Laura's photography was the original inspiration for the exhibition. She's in the habit of posting shots on her Facebook page that regularly startle and arrest me with their transformative framing of absolutely everyday things: a cement wall, a dead flower, a mason jar, a window, all of them caught in a moment where they seem - because of the light, the mood, a certain color? - to be suddenly alive and vivid in a way I don't expect such mundane objects to be. Her images echoed those glimpses of the same strange luminousness that I've stumbled upon in my own life, times when things that are not ordinarily beautiful act like windows onto a wilder and deeper world for no apparent reason other than sometimes the universe is like that.

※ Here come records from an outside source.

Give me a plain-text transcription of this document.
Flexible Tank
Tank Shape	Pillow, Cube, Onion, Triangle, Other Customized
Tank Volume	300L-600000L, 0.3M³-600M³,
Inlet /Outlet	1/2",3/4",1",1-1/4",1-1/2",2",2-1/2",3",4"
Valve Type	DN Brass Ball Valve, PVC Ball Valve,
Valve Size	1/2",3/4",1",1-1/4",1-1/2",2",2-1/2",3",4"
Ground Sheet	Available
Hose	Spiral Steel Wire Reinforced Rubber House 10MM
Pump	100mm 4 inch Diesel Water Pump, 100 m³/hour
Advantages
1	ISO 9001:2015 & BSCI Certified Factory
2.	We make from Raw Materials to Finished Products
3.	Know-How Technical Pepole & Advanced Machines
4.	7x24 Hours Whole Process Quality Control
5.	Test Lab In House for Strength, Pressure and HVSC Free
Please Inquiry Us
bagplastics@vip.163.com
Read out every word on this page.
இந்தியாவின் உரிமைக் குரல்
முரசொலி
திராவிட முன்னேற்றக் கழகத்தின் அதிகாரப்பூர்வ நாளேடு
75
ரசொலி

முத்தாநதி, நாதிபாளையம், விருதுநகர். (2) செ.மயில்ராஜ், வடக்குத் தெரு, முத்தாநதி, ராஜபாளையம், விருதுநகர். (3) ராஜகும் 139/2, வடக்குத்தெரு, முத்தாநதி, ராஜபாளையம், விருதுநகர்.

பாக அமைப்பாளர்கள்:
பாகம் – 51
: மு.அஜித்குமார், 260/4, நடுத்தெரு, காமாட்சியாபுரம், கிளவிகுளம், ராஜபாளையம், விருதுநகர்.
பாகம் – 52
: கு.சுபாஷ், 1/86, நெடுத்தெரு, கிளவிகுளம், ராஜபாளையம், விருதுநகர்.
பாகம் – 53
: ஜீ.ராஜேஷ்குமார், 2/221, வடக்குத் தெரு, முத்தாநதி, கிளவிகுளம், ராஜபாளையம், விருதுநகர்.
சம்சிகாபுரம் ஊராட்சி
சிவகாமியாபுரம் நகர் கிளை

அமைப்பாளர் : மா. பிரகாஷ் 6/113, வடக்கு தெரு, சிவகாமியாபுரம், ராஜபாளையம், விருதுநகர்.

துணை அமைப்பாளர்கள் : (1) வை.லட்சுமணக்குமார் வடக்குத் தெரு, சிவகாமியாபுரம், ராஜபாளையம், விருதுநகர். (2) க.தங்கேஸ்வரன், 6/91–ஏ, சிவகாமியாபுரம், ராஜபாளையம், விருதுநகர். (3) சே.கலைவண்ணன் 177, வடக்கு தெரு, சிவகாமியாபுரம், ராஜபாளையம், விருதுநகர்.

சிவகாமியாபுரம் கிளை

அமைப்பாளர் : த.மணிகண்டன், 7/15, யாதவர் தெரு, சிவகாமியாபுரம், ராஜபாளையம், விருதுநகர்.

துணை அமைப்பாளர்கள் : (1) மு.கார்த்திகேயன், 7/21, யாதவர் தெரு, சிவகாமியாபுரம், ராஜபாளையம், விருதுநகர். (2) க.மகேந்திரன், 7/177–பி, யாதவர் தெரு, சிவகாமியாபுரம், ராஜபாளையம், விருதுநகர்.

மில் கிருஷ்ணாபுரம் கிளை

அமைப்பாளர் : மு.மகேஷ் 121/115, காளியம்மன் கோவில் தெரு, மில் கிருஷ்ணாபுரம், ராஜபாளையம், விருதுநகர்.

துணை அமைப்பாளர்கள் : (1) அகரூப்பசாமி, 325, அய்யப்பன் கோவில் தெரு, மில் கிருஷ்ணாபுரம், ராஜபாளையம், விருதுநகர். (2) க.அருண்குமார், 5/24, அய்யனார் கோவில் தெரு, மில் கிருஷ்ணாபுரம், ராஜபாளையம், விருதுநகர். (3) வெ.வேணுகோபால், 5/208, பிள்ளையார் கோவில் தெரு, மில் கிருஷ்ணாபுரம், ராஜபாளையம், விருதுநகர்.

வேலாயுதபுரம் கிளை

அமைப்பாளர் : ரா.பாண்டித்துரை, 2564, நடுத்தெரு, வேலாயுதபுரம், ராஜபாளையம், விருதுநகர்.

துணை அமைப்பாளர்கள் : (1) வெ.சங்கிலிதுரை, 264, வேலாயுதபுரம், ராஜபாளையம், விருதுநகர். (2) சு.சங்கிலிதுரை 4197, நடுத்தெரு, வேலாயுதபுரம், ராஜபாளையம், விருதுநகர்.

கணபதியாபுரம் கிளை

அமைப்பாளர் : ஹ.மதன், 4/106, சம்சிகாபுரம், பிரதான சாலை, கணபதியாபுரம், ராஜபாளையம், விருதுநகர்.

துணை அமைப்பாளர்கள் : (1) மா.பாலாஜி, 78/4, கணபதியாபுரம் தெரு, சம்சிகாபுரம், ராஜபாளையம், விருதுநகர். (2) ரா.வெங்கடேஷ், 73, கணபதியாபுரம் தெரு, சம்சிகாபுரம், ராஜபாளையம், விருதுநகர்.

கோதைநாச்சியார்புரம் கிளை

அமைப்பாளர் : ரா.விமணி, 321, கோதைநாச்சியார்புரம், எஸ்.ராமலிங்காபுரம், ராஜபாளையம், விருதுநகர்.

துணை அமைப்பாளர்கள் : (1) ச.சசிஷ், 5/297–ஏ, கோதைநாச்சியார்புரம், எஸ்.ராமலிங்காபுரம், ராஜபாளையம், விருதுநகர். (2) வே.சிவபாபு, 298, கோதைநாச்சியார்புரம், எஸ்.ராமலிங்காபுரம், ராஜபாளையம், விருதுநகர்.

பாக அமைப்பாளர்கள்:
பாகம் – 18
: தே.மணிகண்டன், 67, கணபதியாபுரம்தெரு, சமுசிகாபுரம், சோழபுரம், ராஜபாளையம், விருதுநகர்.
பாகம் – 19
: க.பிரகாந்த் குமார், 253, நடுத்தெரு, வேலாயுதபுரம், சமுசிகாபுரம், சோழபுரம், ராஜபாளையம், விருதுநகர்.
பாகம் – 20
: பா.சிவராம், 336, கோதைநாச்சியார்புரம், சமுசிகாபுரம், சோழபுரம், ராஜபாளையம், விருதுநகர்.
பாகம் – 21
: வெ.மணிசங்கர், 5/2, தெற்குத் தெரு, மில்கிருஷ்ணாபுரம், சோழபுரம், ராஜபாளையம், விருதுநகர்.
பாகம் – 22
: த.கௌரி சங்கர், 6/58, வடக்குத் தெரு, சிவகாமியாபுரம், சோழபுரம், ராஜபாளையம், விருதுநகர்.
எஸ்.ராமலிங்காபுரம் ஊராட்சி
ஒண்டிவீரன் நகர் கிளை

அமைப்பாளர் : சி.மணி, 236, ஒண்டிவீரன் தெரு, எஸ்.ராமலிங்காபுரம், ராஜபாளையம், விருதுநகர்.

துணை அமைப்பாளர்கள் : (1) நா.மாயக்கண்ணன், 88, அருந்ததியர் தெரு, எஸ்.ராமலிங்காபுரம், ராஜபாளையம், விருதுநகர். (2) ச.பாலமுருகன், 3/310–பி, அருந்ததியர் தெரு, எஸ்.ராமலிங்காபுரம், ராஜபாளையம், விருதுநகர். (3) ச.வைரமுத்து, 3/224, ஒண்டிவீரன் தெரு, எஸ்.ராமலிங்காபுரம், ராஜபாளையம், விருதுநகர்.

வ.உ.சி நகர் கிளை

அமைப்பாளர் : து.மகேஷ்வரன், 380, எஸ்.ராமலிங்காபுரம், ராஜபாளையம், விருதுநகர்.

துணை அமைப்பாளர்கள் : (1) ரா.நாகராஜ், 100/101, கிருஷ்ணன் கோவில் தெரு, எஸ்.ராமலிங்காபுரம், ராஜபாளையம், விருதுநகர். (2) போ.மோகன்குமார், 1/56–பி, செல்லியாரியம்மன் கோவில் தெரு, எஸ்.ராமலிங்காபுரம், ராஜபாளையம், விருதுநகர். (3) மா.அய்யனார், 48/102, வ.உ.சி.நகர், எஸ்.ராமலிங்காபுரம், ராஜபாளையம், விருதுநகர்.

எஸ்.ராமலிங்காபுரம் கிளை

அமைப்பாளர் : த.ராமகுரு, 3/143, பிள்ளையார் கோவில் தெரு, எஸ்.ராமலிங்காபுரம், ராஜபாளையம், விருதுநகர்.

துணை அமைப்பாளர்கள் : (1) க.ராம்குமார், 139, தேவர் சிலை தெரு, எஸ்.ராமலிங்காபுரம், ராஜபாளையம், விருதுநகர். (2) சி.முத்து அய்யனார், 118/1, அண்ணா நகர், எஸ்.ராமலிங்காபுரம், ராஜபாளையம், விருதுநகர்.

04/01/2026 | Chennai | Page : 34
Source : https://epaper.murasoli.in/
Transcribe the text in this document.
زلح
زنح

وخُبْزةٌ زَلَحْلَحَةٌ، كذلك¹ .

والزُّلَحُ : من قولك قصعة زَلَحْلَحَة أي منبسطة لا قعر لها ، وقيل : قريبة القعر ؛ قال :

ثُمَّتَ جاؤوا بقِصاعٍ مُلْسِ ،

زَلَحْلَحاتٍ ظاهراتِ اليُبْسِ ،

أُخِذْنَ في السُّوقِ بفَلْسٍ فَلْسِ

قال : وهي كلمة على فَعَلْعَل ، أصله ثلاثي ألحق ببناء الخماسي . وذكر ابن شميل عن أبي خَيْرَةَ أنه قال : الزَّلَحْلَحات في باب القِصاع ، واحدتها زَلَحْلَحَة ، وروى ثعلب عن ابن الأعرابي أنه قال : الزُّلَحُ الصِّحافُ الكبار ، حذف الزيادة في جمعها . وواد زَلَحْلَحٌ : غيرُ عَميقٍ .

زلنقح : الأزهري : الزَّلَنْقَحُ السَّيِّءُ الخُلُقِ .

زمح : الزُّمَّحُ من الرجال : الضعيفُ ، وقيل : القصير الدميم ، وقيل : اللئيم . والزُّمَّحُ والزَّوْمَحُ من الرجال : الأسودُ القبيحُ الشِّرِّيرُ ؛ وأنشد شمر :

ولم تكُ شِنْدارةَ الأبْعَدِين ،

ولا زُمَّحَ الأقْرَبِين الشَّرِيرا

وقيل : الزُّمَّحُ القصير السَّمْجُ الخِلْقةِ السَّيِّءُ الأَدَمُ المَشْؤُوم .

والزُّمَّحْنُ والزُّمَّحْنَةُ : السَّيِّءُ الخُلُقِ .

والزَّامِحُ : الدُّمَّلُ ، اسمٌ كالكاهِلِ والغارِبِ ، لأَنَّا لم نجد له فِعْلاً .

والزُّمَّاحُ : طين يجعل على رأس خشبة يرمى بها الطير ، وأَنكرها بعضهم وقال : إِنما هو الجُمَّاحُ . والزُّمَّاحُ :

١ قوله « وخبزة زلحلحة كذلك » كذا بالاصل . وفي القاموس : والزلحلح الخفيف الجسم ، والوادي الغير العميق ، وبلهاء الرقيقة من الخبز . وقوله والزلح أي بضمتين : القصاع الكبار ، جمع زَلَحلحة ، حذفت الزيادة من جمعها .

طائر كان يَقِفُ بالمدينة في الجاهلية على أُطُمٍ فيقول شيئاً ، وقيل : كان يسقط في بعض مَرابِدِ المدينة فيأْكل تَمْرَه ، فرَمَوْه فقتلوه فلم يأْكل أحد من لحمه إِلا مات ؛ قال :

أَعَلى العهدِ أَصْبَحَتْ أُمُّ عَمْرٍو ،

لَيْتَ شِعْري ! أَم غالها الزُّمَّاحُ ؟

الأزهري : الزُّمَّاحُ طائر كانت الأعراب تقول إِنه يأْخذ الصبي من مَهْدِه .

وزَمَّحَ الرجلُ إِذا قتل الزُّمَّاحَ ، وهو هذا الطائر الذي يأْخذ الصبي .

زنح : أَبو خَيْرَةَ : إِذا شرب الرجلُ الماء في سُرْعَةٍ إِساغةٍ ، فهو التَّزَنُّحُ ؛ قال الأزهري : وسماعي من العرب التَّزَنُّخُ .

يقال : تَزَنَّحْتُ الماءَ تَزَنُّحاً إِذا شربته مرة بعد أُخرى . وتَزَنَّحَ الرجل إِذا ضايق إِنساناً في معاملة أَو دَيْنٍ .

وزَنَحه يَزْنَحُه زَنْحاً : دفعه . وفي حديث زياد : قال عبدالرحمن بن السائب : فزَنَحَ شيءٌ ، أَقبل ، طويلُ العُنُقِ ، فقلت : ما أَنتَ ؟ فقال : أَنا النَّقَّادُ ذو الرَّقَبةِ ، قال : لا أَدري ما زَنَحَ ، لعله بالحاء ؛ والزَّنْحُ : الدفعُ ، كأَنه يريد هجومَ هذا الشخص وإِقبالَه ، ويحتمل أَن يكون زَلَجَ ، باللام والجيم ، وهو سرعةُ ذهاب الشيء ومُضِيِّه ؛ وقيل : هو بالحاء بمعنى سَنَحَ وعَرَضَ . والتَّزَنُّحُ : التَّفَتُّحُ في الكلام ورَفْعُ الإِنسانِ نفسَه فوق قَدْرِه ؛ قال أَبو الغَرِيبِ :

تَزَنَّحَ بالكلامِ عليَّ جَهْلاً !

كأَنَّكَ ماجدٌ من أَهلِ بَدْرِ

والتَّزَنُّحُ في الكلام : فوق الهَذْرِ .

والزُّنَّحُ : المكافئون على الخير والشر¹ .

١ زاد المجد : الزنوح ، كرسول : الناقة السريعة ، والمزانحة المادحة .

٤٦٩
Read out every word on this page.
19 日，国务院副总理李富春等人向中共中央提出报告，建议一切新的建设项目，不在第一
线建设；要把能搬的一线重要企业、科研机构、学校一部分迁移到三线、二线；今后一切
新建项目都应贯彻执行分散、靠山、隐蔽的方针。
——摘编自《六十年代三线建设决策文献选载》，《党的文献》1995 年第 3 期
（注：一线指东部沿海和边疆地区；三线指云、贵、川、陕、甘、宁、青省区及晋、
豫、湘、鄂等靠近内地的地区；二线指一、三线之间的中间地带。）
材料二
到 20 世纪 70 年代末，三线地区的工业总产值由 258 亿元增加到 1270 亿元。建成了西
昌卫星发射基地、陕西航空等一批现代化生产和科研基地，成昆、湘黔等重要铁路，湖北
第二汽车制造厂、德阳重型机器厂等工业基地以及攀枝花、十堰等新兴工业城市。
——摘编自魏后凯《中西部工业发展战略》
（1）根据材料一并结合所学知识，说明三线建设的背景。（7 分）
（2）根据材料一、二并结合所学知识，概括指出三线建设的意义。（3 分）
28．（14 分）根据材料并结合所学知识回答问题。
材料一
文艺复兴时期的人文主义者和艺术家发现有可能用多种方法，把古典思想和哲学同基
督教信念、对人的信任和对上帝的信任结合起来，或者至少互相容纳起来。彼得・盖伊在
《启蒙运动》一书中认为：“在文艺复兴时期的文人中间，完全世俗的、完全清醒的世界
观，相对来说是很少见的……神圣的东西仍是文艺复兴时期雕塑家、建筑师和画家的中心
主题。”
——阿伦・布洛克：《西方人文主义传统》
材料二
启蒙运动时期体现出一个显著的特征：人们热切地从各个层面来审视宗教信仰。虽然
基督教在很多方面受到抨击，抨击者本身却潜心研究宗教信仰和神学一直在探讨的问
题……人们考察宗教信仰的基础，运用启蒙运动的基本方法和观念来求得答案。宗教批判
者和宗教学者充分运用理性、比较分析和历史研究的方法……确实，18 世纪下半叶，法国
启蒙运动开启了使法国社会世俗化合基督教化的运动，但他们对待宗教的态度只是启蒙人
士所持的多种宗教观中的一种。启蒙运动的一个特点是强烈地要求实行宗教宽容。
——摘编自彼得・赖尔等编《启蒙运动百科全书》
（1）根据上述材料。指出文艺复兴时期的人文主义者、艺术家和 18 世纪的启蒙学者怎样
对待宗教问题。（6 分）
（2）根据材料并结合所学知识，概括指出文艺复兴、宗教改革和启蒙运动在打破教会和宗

Those transcendent flickers are, for me, a huge part of the experience of joy. I think of joy as something that descends upon me from above, catching me off guard, drenching me like a sudden storm and then moving on, elsewhere, leaving me damp and surprised and still smelling the earth long after the thunder is already booming away into the west. When I asked Laura if she would be interested in putting together a selection of her works for a show on everyday moments of beauty, I was already thinking of Thea's work, because her poetry has always struck me as analogous to Laura's imagemaking in the way it captures an almost accidental glimpse of the everyday as it becomes, momentarily, extraordinary. The photos Laura chose for the exhibition all have the feeling of being captured in mid-step, as if she was on her way to something else when she noticed that the world around her was a little more beautiful than it had any right to be in such a mundane moment. Her images are all of things easily overlooked and quickly lost: a double reflection in a puddle, the shape of a curtain in the breeze. Likewise, in Thea's poems the poet appears suddenly paused by something at the very edges of her vision: she is surprised, almost puzzled, by the specific richness of feeling of the world outside her bed, the prints in the snow, the unraveling universe inside the human heart. Her lines carry the same sense of discovery - not of something large and glorious, but of something small and quiet, an almost private loveliness. What is enticing about these works is how tiny a thing it is that their creators are caught on, and the intricacy and depth of the minute worlds they uncover. There is a sense that they were almost never seen at all, and the very fact that they are here in front of us is due only to marvelous and poignant chance.
It is an honor to invite you to take a walk in the world of these photos and poems.